A while back, I began work on a new test framework for mobile browsers called Eideticker, which aims to benchmark browsers by capturing them on HMDI video, then running image analysis on the result. I wrote about this in a blog post entitled, “Measuring what the user sees.” Some seven months later, we are about to release a new version of Firefox for Android and Eideticker has played a major role in qualifying its performance and identifying areas for improvement along the way.
I thought it would be worth publicizing some of the results that we have seen so far and explain why Eideticker has been useful. This post aims to explain the ideas behind Eideticker and hopes to inspire ideas on how to further improve objective cross-browser benchmarks.
Idea 1: Put cross-browser performance tests on a more rigorous footing
One of the problems with existing benchmarks is that the graphical performance that they measure is entirely synthetic. So when something like Microsoft’s fishbowl demo claims 50 frames per second, that is based entirely on an internal measurement. There is no guarantee that is what the user is actually seeing. For all we know, it could be throwing half those frames away. To say nothing of the fact that measuring the results could interfere with the results themselves!
With Eideticker, we only analyze what the user sees (under the assumption that what the user sees is what comes out of the device’s HDMI out). To measure frame rate, Eideticker painstakingly analyzes a video capture to see the difference between each frame. Only if one frame is qualitatively different than the one before it will it consider it to be a step forward in the animation progression. There is no room for a browser to “cheat” by, for example, throwing a frame away. Here are two example frames from an Eideticker capture of an animated clock, along with a visual representation of the difference it measured between them:
Note: The red area of the graphic on the right indicates a region that Eideticker has detected as having changed between the two images. The black area of the graphic indicates a region that is unchanged.
Seeing visual evidence like this increases our confidence that things are truly better than they were before. For example, Eideticker very clearly, and accurately, measured the improvement when Off Main Thread Compositing landed. We saw a big performance jump in the afore-mentioned clock benchmark:
Note: Nightly = the new Firefox for Android as of that date (an incremental step towards what was just released), XUL = Previous Firefox for Android, Stock = Default browser that comes with Android 2.2.

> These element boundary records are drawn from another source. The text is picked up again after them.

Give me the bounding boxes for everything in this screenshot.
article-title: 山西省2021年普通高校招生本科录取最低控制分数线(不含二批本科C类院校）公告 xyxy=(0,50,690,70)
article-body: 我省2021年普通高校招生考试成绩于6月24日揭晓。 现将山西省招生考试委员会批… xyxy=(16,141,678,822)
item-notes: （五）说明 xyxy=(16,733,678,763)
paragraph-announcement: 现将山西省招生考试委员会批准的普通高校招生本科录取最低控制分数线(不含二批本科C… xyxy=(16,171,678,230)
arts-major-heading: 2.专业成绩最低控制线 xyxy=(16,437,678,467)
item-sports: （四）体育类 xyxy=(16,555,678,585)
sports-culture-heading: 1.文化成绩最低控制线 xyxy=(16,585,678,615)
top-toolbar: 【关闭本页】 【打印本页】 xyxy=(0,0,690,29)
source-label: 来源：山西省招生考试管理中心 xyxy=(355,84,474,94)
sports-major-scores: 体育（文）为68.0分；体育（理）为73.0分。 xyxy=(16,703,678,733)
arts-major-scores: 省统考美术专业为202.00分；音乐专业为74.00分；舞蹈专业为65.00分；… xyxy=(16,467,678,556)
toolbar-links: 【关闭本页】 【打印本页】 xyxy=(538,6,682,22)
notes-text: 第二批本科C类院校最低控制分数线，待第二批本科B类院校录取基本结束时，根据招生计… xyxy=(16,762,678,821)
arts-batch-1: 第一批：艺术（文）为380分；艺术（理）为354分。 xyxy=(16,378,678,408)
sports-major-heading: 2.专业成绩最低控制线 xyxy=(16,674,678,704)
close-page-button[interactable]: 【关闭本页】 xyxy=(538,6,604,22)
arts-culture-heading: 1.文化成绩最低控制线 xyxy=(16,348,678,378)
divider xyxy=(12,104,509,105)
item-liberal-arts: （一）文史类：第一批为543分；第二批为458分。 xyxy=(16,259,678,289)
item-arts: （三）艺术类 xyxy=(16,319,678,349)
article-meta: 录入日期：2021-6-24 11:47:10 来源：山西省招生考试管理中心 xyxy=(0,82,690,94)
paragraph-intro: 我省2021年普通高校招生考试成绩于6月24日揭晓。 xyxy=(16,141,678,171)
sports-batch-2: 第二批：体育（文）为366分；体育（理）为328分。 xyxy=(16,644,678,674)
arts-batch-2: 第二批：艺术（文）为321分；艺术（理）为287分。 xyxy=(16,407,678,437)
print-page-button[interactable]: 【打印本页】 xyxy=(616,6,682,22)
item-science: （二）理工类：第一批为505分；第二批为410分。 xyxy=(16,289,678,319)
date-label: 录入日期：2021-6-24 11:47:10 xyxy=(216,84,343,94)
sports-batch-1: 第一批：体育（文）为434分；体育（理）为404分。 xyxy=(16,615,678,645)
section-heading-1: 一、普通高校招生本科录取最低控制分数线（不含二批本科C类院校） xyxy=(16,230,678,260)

Idea 2: Measure subjective performance based on actual user interaction patterns
Measuring real browser output is useful, but the problem is that these benchmarks do not actually measure how a user experiences the Web. Does an animated image of a clock or a fishtank actually represent a normal user experience? Thanks to the development of mobile gaming, this is slowly changing, but I was still say “no.” The majority of users time spent mobile browsing is spent on news websites, Wikipedia, Facebook and I Can Haz Cheezburger. For these sites, I would submit that there are two things users care about:
1. When I swipe to move the content (e.g. to scroll down to see more content on CNN.com), does it respond instantaneously and in a pleasing manner? Do I see a nice smooth animation or a jerky mess?
2. When the content moves, do I see new content right away? Or do I have to wait a few moments while the view updates (this slow load is also called checkerboarding)?

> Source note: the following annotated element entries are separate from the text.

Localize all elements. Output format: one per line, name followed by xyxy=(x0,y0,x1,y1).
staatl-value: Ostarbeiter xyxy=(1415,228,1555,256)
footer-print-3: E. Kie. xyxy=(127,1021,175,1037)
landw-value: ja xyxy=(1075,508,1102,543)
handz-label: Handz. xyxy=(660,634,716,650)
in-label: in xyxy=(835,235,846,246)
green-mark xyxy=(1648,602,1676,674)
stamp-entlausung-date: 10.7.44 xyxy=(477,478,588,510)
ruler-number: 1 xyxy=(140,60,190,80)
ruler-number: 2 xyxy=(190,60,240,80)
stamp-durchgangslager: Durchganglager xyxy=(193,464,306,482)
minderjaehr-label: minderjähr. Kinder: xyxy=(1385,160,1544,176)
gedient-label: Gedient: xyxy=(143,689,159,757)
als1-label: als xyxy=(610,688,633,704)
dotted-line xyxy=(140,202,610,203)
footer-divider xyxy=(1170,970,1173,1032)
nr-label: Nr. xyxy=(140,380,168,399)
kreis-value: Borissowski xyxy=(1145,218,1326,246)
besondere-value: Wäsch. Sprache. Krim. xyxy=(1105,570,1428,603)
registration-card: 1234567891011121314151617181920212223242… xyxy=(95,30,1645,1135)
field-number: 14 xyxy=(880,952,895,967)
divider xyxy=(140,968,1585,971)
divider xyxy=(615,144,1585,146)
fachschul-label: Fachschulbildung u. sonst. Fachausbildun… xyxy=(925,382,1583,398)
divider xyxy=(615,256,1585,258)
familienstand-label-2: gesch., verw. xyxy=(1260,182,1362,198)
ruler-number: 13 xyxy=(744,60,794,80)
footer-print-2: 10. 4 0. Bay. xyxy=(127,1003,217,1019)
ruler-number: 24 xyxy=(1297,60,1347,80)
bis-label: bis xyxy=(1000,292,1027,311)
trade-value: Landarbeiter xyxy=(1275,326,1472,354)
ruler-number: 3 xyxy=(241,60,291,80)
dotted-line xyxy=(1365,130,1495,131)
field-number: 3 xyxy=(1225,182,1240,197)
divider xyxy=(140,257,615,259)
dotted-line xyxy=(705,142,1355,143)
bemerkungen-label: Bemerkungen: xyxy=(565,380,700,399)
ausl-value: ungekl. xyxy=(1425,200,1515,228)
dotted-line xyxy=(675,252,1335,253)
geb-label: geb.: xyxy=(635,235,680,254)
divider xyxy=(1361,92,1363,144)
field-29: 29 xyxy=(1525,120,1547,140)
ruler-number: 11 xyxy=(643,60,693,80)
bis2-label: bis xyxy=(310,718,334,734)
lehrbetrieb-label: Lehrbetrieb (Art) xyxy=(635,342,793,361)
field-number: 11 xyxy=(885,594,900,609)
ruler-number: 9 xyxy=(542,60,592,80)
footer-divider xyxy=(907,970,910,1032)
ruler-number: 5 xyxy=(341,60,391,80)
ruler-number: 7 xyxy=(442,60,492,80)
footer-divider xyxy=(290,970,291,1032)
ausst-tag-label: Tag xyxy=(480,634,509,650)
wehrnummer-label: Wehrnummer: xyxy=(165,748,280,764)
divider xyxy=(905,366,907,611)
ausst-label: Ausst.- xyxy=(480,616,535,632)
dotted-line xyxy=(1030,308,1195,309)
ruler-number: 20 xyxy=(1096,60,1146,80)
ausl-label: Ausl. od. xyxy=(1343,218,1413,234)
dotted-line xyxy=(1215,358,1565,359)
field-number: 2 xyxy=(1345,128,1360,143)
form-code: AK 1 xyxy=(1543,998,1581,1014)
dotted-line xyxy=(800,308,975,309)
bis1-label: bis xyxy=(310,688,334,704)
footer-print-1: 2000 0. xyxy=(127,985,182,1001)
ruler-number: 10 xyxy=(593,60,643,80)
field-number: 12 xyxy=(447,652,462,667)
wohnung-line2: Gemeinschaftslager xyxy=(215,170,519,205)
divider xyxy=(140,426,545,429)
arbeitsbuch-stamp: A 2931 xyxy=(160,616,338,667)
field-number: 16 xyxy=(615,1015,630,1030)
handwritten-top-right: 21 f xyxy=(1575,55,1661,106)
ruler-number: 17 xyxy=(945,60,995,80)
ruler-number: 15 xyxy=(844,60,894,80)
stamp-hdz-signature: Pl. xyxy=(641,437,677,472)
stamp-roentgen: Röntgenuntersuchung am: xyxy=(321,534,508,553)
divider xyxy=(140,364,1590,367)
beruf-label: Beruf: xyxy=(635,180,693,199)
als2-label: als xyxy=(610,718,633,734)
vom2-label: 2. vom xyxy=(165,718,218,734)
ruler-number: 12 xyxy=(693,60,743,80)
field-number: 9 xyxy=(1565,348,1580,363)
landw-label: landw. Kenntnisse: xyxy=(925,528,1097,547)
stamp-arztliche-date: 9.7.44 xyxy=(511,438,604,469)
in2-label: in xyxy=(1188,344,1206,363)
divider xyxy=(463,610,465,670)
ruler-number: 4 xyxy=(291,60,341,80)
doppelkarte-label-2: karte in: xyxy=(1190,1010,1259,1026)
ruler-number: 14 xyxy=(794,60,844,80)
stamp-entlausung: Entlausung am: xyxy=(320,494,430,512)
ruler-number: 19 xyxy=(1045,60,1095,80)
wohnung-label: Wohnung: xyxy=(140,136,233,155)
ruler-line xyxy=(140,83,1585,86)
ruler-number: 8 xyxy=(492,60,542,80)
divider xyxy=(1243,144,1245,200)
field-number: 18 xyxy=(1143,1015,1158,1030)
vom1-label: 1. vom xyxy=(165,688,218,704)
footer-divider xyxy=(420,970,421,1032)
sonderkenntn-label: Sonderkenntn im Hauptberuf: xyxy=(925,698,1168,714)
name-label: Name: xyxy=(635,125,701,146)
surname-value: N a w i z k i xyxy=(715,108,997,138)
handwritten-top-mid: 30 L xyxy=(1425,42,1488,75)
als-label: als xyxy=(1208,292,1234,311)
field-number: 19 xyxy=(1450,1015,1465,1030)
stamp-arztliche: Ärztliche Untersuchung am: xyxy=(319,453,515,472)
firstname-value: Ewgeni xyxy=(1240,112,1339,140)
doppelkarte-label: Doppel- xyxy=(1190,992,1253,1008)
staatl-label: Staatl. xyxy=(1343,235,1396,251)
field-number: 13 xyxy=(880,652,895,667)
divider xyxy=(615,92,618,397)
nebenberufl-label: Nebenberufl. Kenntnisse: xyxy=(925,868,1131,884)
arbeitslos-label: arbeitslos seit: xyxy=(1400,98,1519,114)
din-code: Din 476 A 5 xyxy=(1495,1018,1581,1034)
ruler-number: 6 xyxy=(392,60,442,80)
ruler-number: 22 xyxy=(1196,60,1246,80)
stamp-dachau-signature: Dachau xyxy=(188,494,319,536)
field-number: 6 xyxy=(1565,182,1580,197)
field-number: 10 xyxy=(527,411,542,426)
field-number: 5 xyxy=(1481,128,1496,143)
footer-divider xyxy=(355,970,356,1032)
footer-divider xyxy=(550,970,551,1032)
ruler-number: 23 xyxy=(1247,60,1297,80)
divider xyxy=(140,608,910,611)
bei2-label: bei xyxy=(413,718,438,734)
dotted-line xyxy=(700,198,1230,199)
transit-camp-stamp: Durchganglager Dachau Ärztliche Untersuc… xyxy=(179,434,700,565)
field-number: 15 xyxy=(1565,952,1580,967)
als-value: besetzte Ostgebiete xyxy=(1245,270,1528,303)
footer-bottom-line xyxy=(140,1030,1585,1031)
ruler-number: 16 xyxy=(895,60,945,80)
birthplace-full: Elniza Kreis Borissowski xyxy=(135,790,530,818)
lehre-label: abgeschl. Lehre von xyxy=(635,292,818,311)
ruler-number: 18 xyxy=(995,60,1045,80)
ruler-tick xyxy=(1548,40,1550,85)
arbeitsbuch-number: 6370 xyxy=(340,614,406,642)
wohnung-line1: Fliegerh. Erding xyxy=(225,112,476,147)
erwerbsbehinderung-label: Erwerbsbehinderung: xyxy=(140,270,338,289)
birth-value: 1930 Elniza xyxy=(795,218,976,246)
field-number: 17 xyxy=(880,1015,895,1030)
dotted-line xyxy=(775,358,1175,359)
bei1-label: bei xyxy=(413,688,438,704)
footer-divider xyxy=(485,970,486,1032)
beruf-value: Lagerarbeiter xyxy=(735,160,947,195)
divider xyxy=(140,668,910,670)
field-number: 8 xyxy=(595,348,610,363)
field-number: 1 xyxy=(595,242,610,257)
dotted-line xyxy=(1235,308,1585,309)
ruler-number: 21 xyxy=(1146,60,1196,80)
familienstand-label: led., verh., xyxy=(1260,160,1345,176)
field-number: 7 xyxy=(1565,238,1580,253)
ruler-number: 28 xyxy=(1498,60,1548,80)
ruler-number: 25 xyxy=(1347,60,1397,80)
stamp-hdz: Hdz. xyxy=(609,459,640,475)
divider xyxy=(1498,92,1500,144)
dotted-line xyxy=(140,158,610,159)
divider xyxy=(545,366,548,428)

I think the key here is to measure what the user sees. Internal measurements for anything other than what the user experiences are misleading and inconsistent across browsers.
For the first item, I believe the best indication of perceived responsiveness and smoothness is found by measuring the number of frames that are displayed in response to user interaction. As with all measurements, it is not perfect, but one can safely say that if there are only a few frames changed in response to a swipe, the experience is going to be jerky.
Compare these two videos of panning on CNN.com. The first is the previous Firefox for Android, clocking in at about 12.3 frames per second (fps). The second is the recent Firefox for Android , clocking in at 23 fps using Eideticker’s internal measurements:
For the second, we can easily measure how quickly a user sees content by setting the background color of the page to an obvious color (in Eideticker we use magenta), overlaying an image on top, then measuring the amount of the page that is magenta while panning around. Since all modern browsers just use the background color of the page when something is to be redrawn (or at least can be configured that way), it’s easy to compare across browsers. You can see in the videos above that the new Native Firefox does much better than the old one in this regard, at least on this benchmark. Here’s an image of Eideticker detecting checkerboarding on a capture (red indicates checkerboarded areas):
Note: The red area of the graphic on the right indicates a region that Eideticker has detected as checkerboarded (i.e. undrawn). The black area of the graphic indicates a region that is fully drawn.
Overall, I am very happy with how Eideticker has allowed us to track and measure improvements in Firefox for Android. In developing Eideticker, we aimed to create a benchmark that measured how users actually interact with a browser – not how abstract measurements claim how great a browser is. As we move ahead with new projects to improve Firefox for Android, Eideticker will continue to be useful in making sure that using our browser is the best experience that it can be, especially combined with other tools like Benoit Girard’s sampling profiler.